Christmas Tree Alley
“… The Frasers will last longer. The Douglas will “drop their needles, but stink up good – great smell those Douglas”.
Just as Christmas threatened to become a giant to-do-list, I spotted a backdated NY Times Modern Love column. One throw-away line from Teresa Link’s essay said it all. On the list of domestic duties that swallowed her up…
“There was … the calendar of holidays we had to celebrate in ways that drained all pleasure.”
That sealed it. On Monday morning I walked 20 blocks down to the Urban Space-run Holiday Market in my neighbourhood, the Columbus Circle Holiday Market. Its 100 pop-up stores include great accessory designers, great food and a very laid back vibe if you’re there early. Also more hat/ glove/ scarf vendors than seems economically viable.

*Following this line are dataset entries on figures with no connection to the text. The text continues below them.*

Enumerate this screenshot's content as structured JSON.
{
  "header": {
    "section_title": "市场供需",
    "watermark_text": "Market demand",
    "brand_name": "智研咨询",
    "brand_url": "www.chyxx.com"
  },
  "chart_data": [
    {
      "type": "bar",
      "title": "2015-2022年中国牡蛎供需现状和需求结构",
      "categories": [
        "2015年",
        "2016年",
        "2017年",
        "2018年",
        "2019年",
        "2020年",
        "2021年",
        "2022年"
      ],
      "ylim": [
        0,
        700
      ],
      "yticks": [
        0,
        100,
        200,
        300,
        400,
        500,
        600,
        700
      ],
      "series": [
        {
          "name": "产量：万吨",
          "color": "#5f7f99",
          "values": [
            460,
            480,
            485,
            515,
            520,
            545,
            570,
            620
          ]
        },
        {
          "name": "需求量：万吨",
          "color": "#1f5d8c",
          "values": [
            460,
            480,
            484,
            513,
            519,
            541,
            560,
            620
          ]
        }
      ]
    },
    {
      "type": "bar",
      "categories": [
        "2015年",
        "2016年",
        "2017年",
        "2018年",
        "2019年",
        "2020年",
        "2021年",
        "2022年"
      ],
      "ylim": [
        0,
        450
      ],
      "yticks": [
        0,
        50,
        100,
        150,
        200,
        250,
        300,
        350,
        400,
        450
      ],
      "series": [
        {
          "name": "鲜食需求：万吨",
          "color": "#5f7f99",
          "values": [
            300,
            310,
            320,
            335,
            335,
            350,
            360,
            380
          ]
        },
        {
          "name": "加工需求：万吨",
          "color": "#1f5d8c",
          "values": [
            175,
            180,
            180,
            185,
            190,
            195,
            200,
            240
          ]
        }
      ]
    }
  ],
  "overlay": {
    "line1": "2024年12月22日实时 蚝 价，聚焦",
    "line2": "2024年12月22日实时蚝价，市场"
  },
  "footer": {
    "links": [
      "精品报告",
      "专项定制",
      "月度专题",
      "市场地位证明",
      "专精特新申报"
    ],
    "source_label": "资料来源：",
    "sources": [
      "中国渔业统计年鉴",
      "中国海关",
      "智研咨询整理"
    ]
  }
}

From there I took the subway down to 42nd Street and wandered through the more touristy Bryant Park Holiday Market, set around The Pond. I elbowed my way over four avenues to take an overcrowded 6 train back up the east side to the Metropolitan Museum of Art store.
Walking back to the Upper West Side across Central Park, I had a great gift idea. I’d have to head back to Columbus Circle for it. Another day. It was late, I was tired, over-caffeinated and foot-sore The day’s errands could have been done in a morning on-line and left time for Christmas cards, which will now become new year cards. But I had jostled my way around Manhattan and back into ‘The Holidays”.
Cole Haan’s advertisement in the train, for all its smugness, had a point …
“You didn’t move to New York to stay home.”
Well, up to a point. Now that all the pre-season rushing around is over, it’s up to us to celebrate it – gratefully, quietly, pleasurably – at home!